Since this is a fast disappearing generation, Thakkar and Umrigar knew they were racing against time. “But, the essence of our project is to be in front of our subjects, and interact with them in-person. It’s not something we can do over Zoom. We want to keep it tangible,” says Thakkar. Their images, as seen on their website www.kurushumrigar.com/wza, are black and white shots, taken against a plain background, where the focus is mostly on the contours of the face. “We envision our video interviews also to be of a certain kind,” he adds. “We want it to remain relevant for posterity. And the pandemic cannot be an excuse,” adds Thakkar.    
 
At this point, the pair says that they are willing to wait-and-watch. Where they are struggling, though, is with funding. And they admit it’s just not a good time to ask. “We are actively looking for individuals, who understand our work, to invest in it. I think it is a matter of time,” feels Umrigar.
 
Anusha Yadav, founder-editor of the Indian Memory Project—the world’s first online visual and narrative archive tracing personal identities and histories of the Indian subcontinent through images—says she deliberately took a break from the archive, when the lockdown was imposed. Having worked on it non-stop for nearly 12 years, Yadav felt it was a good time to recuperate and refresh. “I realised that taking a pause wouldn’t make my archive any less important,” she says.

“Though, I was asking for contributions, I sensed that everyone was distracted. I don’t blame them, because that’s how I was feeling as well,” she says, adding, “It didn’t make sense to push. Why waste energy, when you can read the room, and figure out what’s going on?”
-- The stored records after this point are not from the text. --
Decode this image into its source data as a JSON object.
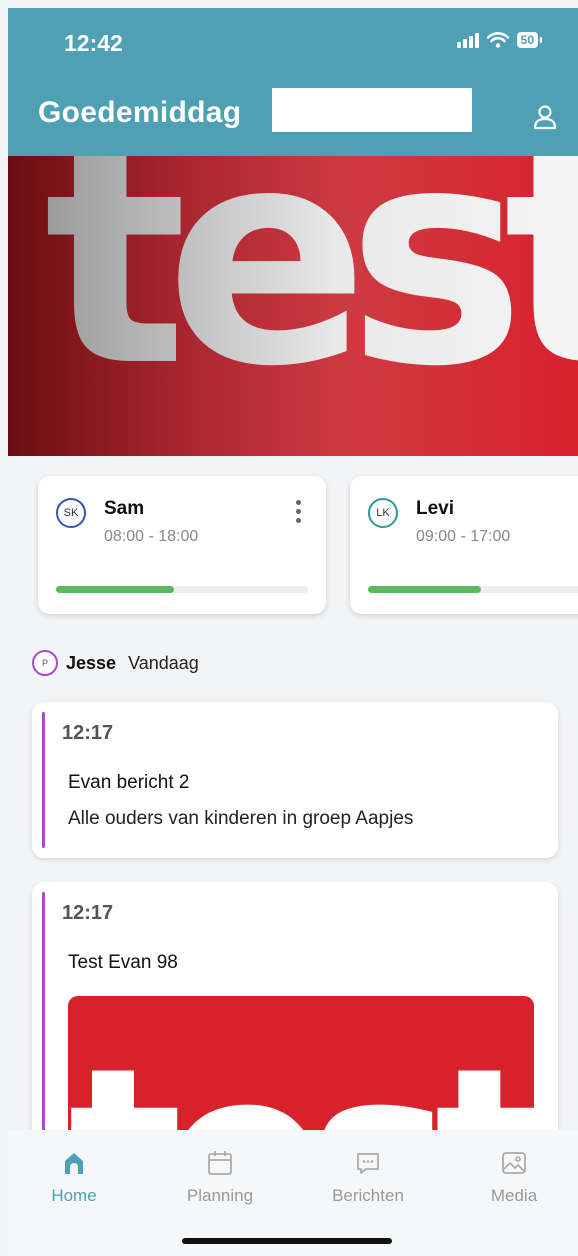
{
  "status_bar": {
    "time": "12:42",
    "battery": "50"
  },
  "header": {
    "greeting": "Goedemiddag"
  },
  "banner": {
    "text": "test"
  },
  "children": [
    {
      "initials": "SK",
      "name": "Sam",
      "hours": "08:00 - 18:00",
      "progress": 0.47,
      "ring_color": "#3f51b5"
    },
    {
      "initials": "LK",
      "name": "Levi",
      "hours": "09:00 - 17:00",
      "progress": 0.45,
      "ring_color": "#2a9d8f"
    }
  ],
  "feed": {
    "author_initial": "P",
    "author": "Jesse",
    "when": "Vandaag",
    "messages": [
      {
        "time": "12:17",
        "title": "Evan bericht 2",
        "body": "Alle ouders van kinderen in groep Aapjes"
      },
      {
        "time": "12:17",
        "title": "Test Evan 98",
        "image_text": "test"
      }
    ]
  },
  "nav": [
    {
      "label": "Home",
      "icon": "home-icon",
      "active": true
    },
    {
      "label": "Planning",
      "icon": "calendar-icon",
      "active": false
    },
    {
      "label": "Berichten",
      "icon": "chat-icon",
      "active": false
    },
    {
      "label": "Media",
      "icon": "image-icon",
      "active": false
    }
  ],
  "colors": {
    "primary": "#4ea1b5",
    "accent": "#a64cc9",
    "progress": "#5cb85c"
  }
}
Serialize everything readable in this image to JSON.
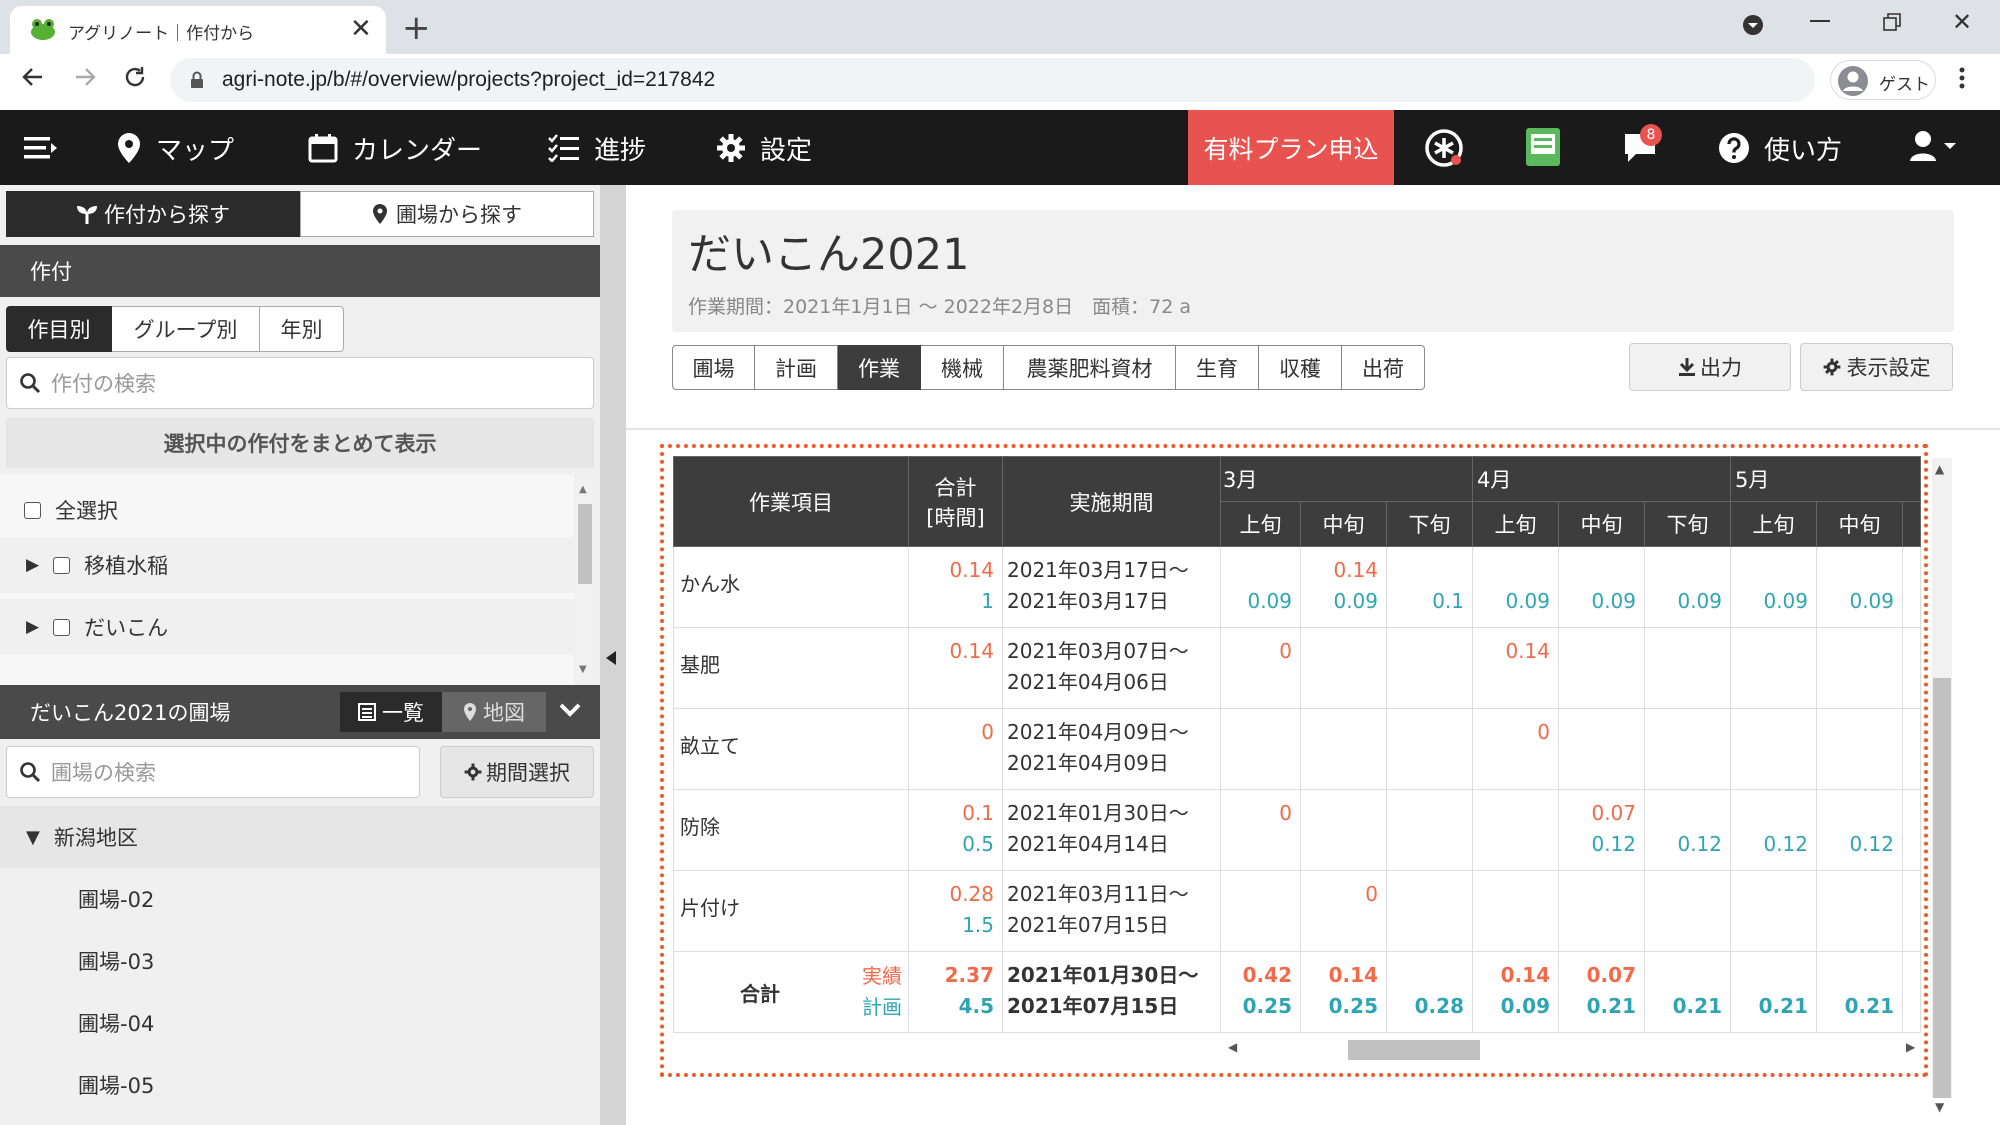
{
  "browser": {
    "tab_title": "アグリノート｜作付から",
    "url": "agri-note.jp/b/#/overview/projects?project_id=217842",
    "profile_label": "ゲスト"
  },
  "nav": {
    "map": "マップ",
    "calendar": "カレンダー",
    "progress": "進捗",
    "settings": "設定",
    "paid_plan": "有料プラン申込",
    "notification_count": "8",
    "help": "使い方"
  },
  "left": {
    "tab_crop": "作付から探す",
    "tab_field": "圃場から探す",
    "section_title": "作付",
    "filter_tabs": [
      "作目別",
      "グループ別",
      "年別"
    ],
    "search_placeholder": "作付の検索",
    "show_selected": "選択中の作付をまとめて表示",
    "select_all": "全選択",
    "crops": [
      "移植水稲",
      "だいこん"
    ],
    "fields_title": "だいこん2021の圃場",
    "view_list": "一覧",
    "view_map": "地図",
    "field_search_placeholder": "圃場の検索",
    "period_select": "期間選択",
    "region": "新潟地区",
    "fields": [
      "圃場-02",
      "圃場-03",
      "圃場-04",
      "圃場-05"
    ]
  },
  "project": {
    "title": "だいこん2021",
    "subtitle": "作業期間：2021年1月1日 ～ 2022年2月8日　面積：72 a",
    "tabs": [
      "圃場",
      "計画",
      "作業",
      "機械",
      "農薬肥料資材",
      "生育",
      "収穫",
      "出荷"
    ],
    "export": "出力",
    "display_settings": "表示設定"
  },
  "table": {
    "h_item": "作業項目",
    "h_total_1": "合計",
    "h_total_2": "[時間]",
    "h_period": "実施期間",
    "months": [
      "3月",
      "4月",
      "5月"
    ],
    "decades": [
      "上旬",
      "中旬",
      "下旬",
      "上旬",
      "中旬",
      "下旬",
      "上旬",
      "中旬"
    ],
    "rows": [
      {
        "name": "かん水",
        "t1": "0.14",
        "t2": "1",
        "p1": "2021年03月17日～",
        "p2": "2021年03月17日",
        "c1": [
          "",
          "0.14",
          "",
          "",
          "",
          "",
          "",
          ""
        ],
        "c2": [
          "0.09",
          "0.09",
          "0.1",
          "0.09",
          "0.09",
          "0.09",
          "0.09",
          "0.09"
        ]
      },
      {
        "name": "基肥",
        "t1": "0.14",
        "t2": "",
        "p1": "2021年03月07日～",
        "p2": "2021年04月06日",
        "c1": [
          "0",
          "",
          "",
          "0.14",
          "",
          "",
          "",
          ""
        ],
        "c2": [
          "",
          "",
          "",
          "",
          "",
          "",
          "",
          ""
        ]
      },
      {
        "name": "畝立て",
        "t1": "0",
        "t2": "",
        "p1": "2021年04月09日～",
        "p2": "2021年04月09日",
        "c1": [
          "",
          "",
          "",
          "0",
          "",
          "",
          "",
          ""
        ],
        "c2": [
          "",
          "",
          "",
          "",
          "",
          "",
          "",
          ""
        ]
      },
      {
        "name": "防除",
        "t1": "0.1",
        "t2": "0.5",
        "p1": "2021年01月30日～",
        "p2": "2021年04月14日",
        "c1": [
          "0",
          "",
          "",
          "",
          "0.07",
          "",
          "",
          ""
        ],
        "c2": [
          "",
          "",
          "",
          "",
          "0.12",
          "0.12",
          "0.12",
          "0.12"
        ]
      },
      {
        "name": "片付け",
        "t1": "0.28",
        "t2": "1.5",
        "p1": "2021年03月11日～",
        "p2": "2021年07月15日",
        "c1": [
          "",
          "0",
          "",
          "",
          "",
          "",
          "",
          ""
        ],
        "c2": [
          "",
          "",
          "",
          "",
          "",
          "",
          "",
          ""
        ]
      }
    ],
    "total": {
      "label": "合計",
      "actual": "実績",
      "plan": "計画",
      "t1": "2.37",
      "t2": "4.5",
      "p1": "2021年01月30日～",
      "p2": "2021年07月15日",
      "c1": [
        "0.42",
        "0.14",
        "",
        "0.14",
        "0.07",
        "",
        "",
        ""
      ],
      "c2": [
        "0.25",
        "0.25",
        "0.28",
        "0.09",
        "0.21",
        "0.21",
        "0.21",
        "0.21"
      ]
    }
  }
}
By December 2020, she says, work began to move, even if slowly. And by sheer luck, Yadav, in a first, also managed to raise funds, to pay for the interns, she had hired for the project. With a fuller team at her disposal now, she says her motivations levels are high.

That even before the pandemic she encouraged people to share soft copies, guiding them with online tutorials on how to take high resolution photos of old pictures, meant that she didn’t need to drastically change her method of working, to keep her archive alive. 

But, she says the pandemic necessitated reinvention.  

A few weeks ago, she launched a new broadcast WhatsApp number (9867275219) for Indian Memory Project, to facilitate easier access to the real-life stories and photographs from the archive. People can also use the number to reach out if they’d like to contribute a story. “It’s a very different world now, and there are very different behaviour patterns that are forming [among people], which are also new for us to understand. We can’t depend on our past knowledge on how to promote and market [our project], and communicate with people here on.”